AP Statistics
Understanding Statistics
Introduction to Statistics
Statistics serves to help answer important real-world questions based on variable data.
Key questions to consider in statistical analysis:
How do we identify the question to be answered or problem in a given context?
How can statistics provide insights?
Case Study - Flint Michigan Water Crisis
Location: Flint, Michigan
Date: April 2014
Reason for Crisis: Switching the water supply to save money.
Impact on Residents:
Complaints about water quality (looks, smell, taste).
Health issues reported such as rashes, hair loss, itchy skin.
Conclusion: Data analysis revealed the water was unsafe to drink despite claims from officials.
Understanding Data
Variables
Individuals: Refers to people, animals, or things described by the data.
Examples include ID numbers or survey participants.
Variables: Characteristics that can change from one individual to another.
Types of variables:
Categorical Variables: Non-numerical values that represent categories.
Examples: Zip codes, grade levels.
Quantitative Variables: Numerical values representing counted or measured quantities.
Importance of including units of measurement.
Classifying Variables
Categorical Data: Values of a categorical variable in a dataset.
Quantitative Data: Values of a quantitative variable.
Organizing Categorical Data
Categorical Tables
Frequency Table: Shows the number of individuals in each category.
Relative Frequency Table: Shows the percentage of individuals in each category.
Importance: Categorical data can be presented in graphical forms like bar graphs and pie charts.
Creating Bar Graphs
Labels:
Axes (X-axis: Categories, Y-axis: Frequency)
Equally spaced bars.
Height represents frequency.
Visual Example:
Pie Charts: Used for categorical data with a legend for clarity.
Visual Example:
Quantitative Data
Types of Quantitative Variables
Discrete Variables: Countable number of values (e.g., number of siblings).
Continuous Variables: Can take on infinite values within a range (e.g., height).
Graphs for Quantitative Data
Dot Plots: Show individual values and distribution.
Visual Example:

Stem and Leaf Plots: Similar benefits as dot plots but can be cumbersome for larger datasets.
Visual Example:

Histograms: Easier for larger datasets; show the shape of the distribution but do not display individual values.
Visual Example:

Describing Data Distribution
Shape:
Symmetric, Skewed (left/right), Unimodal, Bimodal, Uniform.
Center: Most indicative value of the dataset.
Variability: Spread of the data; can be assessed through range and interquartile range (IQR).
Unusual Features: Outliers and their impact on mean and standard deviation.
Statistical Summary
Measures of Central Tendency
Mean: Average value = (sum of values) / (number of values).
Median: Middle value of an ordered set.
Quartiles:
Q1: Median of the first half.
Q3: Median of the second half.
Variability:
Range: Difference between the max and min values.
Standard Deviation: Measures how spread out values are from the mean.
Outlier Detection
Methods to Identify Outliers
Value more than 1.5 times IQR outside Q1 or Q3.
Value that lies more than 2 standard deviations from the mean.
Impact of Outliers on Statistics
Outliers can skew summary statistics, with effects differing between resistant and non-resistant measures:
Resistant: Median, IQR
Non-resistant: Mean, standard deviation, range
Comparing Distributions
Characteristics to analyze: Shape, Center, Variability, Unusual Features.
Contextual comparisons help in understanding data differences and implications.
Understanding Normal Distribution
A key model for understanding quantitative data distribution, appears as a bell curve.
Empirical Rule: 68% of values within 1 SD, 95% within 2 SD, 99.7% within 3 SD from the mean.
Exploring 2-Variable Data
Related Variables
Categorical and quantitative data can show relationships through graphical representations such as bar graphs and scatter plots.
Correlation Coefficient (r): Measures strength and direction of a linear relationship between two variables.
Values range from -1 (perfect negative) to 1 (perfect positive).
Causation vs.

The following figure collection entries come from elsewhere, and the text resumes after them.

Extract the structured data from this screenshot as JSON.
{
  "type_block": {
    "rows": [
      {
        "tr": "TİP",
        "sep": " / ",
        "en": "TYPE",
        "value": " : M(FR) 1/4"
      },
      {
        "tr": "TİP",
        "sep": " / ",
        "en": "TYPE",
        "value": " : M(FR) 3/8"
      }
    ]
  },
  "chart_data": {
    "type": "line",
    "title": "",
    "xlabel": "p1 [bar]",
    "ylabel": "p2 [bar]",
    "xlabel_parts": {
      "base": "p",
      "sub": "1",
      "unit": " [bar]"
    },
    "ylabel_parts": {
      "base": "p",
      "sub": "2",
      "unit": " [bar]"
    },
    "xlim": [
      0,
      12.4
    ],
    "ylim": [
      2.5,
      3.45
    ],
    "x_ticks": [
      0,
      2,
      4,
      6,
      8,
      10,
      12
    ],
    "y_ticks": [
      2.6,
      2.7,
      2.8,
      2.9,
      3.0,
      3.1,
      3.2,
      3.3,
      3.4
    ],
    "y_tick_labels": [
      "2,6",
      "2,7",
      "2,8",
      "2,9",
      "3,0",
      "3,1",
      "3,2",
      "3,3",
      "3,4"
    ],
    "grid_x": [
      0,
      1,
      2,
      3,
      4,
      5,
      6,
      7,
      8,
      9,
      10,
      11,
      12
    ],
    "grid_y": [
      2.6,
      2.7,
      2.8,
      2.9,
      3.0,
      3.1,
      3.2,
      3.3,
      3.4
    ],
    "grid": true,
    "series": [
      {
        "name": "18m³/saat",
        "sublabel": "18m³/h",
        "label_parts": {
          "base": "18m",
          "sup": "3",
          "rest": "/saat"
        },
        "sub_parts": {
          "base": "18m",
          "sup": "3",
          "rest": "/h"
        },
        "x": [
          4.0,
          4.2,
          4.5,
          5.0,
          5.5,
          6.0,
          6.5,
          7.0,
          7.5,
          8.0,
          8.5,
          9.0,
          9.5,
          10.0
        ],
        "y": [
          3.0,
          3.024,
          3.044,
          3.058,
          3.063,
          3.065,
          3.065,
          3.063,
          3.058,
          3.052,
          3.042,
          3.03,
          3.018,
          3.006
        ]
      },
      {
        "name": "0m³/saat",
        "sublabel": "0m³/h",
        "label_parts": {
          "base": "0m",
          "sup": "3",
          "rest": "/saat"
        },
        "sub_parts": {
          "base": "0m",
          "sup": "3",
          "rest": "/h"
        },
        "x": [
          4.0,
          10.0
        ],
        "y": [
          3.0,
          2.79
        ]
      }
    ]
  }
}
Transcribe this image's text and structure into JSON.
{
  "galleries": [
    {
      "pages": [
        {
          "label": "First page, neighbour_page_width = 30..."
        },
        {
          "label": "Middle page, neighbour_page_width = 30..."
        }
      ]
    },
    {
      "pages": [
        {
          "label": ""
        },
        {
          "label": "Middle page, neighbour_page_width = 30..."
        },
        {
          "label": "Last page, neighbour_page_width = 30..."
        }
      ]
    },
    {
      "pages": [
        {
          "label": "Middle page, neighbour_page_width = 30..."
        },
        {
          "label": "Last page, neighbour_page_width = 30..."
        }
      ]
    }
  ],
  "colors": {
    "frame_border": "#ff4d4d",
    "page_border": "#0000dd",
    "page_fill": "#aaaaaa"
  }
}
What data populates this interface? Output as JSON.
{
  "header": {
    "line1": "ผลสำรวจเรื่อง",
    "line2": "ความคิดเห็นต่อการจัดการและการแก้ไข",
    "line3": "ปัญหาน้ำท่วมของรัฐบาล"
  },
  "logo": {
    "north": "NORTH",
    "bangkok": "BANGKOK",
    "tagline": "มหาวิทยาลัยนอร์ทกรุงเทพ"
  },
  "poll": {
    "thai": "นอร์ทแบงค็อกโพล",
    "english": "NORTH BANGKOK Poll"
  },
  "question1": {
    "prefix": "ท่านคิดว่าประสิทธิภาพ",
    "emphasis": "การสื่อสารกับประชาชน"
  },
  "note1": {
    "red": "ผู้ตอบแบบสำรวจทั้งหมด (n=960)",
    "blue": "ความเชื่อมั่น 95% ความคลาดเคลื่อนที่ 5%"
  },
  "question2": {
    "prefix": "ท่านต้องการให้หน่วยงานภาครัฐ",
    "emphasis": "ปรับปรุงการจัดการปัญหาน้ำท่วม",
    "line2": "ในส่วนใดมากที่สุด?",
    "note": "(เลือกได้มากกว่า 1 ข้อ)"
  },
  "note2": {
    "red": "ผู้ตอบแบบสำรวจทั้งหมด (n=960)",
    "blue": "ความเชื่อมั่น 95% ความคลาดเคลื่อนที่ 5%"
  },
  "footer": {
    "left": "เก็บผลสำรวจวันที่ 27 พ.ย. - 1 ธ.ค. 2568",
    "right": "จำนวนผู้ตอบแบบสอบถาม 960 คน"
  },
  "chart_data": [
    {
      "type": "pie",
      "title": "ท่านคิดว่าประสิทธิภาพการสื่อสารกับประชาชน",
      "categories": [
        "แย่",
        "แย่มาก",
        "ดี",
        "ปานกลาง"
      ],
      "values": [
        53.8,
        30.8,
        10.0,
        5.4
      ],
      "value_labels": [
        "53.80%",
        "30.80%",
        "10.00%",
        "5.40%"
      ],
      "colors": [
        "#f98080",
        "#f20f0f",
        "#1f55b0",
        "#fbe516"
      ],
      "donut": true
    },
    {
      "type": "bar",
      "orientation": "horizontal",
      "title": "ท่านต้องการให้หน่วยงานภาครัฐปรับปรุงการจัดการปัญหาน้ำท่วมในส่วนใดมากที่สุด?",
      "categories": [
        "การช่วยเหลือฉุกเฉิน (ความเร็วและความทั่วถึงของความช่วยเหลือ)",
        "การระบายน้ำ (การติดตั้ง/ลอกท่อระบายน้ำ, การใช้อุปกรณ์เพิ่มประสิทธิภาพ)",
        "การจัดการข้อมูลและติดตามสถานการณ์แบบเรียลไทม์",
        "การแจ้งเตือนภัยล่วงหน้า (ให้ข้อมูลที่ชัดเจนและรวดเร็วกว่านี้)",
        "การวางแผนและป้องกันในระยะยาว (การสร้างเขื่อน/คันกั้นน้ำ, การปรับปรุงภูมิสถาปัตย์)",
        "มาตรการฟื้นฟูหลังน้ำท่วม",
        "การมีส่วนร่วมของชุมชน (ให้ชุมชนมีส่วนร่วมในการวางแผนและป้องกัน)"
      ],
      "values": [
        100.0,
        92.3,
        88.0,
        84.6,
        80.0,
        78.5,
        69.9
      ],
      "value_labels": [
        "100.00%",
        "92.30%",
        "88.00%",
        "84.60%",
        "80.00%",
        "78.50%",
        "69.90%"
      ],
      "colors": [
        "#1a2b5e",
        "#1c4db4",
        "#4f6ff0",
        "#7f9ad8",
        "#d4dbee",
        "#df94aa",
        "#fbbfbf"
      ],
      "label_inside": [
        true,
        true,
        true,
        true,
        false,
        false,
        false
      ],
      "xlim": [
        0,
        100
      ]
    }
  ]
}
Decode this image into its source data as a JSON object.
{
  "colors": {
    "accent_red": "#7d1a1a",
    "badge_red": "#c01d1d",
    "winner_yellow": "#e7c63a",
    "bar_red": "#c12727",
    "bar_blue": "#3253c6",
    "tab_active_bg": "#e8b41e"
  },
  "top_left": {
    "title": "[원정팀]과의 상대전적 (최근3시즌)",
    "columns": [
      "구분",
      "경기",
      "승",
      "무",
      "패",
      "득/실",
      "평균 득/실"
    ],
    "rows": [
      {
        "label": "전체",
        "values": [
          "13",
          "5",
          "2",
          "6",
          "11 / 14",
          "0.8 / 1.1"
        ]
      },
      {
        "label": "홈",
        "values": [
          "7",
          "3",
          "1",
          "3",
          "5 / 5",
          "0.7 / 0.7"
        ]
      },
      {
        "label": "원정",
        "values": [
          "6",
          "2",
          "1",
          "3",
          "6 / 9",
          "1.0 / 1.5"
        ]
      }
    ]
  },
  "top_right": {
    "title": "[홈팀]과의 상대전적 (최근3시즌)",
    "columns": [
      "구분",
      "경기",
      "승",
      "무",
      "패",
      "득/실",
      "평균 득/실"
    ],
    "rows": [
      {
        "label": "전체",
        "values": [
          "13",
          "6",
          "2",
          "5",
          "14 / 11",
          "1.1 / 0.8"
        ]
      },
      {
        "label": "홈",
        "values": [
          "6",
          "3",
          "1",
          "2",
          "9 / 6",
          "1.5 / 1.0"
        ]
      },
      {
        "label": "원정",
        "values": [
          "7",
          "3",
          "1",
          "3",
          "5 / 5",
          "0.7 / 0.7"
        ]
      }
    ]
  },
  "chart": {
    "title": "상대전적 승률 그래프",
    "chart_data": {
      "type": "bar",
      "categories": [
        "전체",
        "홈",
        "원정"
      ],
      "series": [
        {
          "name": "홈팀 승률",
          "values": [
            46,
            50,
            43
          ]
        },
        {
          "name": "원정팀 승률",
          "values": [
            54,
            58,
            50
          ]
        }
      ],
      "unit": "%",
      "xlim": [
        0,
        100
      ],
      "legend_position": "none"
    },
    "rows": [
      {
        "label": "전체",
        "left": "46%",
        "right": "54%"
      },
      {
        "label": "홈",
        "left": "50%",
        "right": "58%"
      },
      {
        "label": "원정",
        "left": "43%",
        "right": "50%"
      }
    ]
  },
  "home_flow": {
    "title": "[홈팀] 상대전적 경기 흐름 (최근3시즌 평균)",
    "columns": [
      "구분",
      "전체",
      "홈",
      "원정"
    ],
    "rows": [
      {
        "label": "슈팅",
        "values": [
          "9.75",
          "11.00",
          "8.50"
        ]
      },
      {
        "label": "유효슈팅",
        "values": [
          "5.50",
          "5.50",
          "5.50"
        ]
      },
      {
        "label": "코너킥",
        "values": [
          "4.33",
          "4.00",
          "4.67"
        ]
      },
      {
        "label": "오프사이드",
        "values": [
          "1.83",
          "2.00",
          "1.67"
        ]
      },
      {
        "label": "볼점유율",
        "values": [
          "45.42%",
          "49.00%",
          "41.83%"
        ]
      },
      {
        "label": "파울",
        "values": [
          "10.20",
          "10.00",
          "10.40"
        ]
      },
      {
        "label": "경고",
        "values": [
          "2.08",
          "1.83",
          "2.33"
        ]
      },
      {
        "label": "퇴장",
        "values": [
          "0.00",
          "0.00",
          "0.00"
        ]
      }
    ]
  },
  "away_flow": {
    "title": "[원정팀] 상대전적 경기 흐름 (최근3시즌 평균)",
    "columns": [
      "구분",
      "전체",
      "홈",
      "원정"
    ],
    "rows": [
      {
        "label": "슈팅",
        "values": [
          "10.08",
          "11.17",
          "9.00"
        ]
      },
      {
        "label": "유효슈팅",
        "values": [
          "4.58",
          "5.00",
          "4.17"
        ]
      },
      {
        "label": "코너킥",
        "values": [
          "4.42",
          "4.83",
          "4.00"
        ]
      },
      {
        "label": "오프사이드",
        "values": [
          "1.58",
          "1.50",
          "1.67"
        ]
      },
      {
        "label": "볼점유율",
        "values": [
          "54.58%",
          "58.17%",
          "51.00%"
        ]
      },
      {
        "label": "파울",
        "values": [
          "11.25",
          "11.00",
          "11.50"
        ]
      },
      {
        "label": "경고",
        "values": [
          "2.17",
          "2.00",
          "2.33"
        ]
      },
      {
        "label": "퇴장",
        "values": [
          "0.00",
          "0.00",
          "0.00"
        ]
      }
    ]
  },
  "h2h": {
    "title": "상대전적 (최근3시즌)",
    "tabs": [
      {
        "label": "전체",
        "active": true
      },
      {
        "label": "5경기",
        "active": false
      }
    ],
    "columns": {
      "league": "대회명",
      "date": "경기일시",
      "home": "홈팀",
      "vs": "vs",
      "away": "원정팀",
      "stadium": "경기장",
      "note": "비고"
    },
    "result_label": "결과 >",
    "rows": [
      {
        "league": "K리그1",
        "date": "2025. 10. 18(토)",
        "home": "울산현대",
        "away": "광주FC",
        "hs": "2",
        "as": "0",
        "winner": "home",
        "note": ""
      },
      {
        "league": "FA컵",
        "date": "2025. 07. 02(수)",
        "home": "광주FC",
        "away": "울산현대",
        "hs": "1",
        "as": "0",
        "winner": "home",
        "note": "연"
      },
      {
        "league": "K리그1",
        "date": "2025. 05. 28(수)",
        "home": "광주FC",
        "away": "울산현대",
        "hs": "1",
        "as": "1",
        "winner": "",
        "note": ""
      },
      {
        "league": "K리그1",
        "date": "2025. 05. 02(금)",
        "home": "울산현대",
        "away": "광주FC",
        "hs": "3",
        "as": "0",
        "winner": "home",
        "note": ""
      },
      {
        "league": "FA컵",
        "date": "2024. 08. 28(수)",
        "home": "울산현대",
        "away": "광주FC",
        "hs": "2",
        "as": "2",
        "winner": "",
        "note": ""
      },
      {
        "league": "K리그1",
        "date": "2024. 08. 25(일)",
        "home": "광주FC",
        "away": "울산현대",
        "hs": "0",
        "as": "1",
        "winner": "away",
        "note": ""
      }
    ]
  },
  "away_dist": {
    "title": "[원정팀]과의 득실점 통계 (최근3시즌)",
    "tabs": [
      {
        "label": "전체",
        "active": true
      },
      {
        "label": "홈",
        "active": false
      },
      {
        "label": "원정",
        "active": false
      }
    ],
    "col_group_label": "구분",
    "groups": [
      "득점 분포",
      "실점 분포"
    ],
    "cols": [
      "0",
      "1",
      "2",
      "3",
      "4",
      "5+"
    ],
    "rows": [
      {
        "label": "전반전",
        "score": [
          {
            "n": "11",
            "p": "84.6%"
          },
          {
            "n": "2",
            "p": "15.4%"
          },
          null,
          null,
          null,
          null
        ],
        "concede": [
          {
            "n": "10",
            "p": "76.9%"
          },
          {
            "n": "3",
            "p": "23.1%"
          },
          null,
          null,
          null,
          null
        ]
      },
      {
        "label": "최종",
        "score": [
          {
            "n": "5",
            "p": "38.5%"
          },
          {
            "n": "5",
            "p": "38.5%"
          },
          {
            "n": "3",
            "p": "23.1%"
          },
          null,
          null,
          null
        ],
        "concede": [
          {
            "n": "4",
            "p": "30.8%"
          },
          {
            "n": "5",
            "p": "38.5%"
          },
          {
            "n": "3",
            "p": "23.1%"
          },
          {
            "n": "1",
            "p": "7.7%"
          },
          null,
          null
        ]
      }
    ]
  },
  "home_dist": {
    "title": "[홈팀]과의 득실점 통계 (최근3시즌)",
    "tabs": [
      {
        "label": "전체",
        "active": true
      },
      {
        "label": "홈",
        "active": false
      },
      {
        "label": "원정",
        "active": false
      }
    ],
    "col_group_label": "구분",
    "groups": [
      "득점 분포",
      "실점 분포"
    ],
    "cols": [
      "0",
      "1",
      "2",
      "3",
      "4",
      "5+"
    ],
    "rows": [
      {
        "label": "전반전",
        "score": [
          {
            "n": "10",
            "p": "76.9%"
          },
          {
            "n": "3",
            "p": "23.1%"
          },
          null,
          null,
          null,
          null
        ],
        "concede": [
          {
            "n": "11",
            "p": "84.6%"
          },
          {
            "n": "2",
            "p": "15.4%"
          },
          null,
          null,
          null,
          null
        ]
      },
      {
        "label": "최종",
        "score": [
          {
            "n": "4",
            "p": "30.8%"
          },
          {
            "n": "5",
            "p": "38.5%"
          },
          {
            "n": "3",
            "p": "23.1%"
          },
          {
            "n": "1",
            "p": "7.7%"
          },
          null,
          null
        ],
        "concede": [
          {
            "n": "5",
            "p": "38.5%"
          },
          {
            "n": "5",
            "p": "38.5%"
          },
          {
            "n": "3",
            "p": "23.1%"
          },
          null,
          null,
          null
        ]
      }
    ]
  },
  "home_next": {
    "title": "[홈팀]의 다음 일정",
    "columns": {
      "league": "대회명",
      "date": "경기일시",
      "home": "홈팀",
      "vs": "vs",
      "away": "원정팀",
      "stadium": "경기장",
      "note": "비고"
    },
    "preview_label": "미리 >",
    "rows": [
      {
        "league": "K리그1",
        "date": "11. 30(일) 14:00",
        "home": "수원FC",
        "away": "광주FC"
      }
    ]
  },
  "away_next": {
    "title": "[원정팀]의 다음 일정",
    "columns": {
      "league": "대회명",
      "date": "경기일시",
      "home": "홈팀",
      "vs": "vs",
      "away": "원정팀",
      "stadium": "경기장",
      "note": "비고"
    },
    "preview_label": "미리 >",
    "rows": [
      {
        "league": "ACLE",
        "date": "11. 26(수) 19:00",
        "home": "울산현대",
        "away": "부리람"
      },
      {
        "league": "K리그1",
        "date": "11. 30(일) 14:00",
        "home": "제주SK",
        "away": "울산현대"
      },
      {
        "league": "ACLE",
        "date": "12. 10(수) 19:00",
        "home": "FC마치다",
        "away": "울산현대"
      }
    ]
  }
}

Correlation: High correlation does not imply causation due to other influencing factors.
Regression Analysis
Linear Regression Model: Predicts the response variable based on the explanatory variable; represented with the equation ŷ = a + bx.
Residuals: Measure prediction accuracy; analyzed through residual plots for model fit.
Coefficient of Determination: Indicates percentage of variation in response variable explained by the explanatory variable.
Data Collection Considerations
Importance of proper sampling techniques to ensure representativeness:
Random Sampling vs. Non-Random Sampling.
Be aware of confounding factors that can impact study conclusions.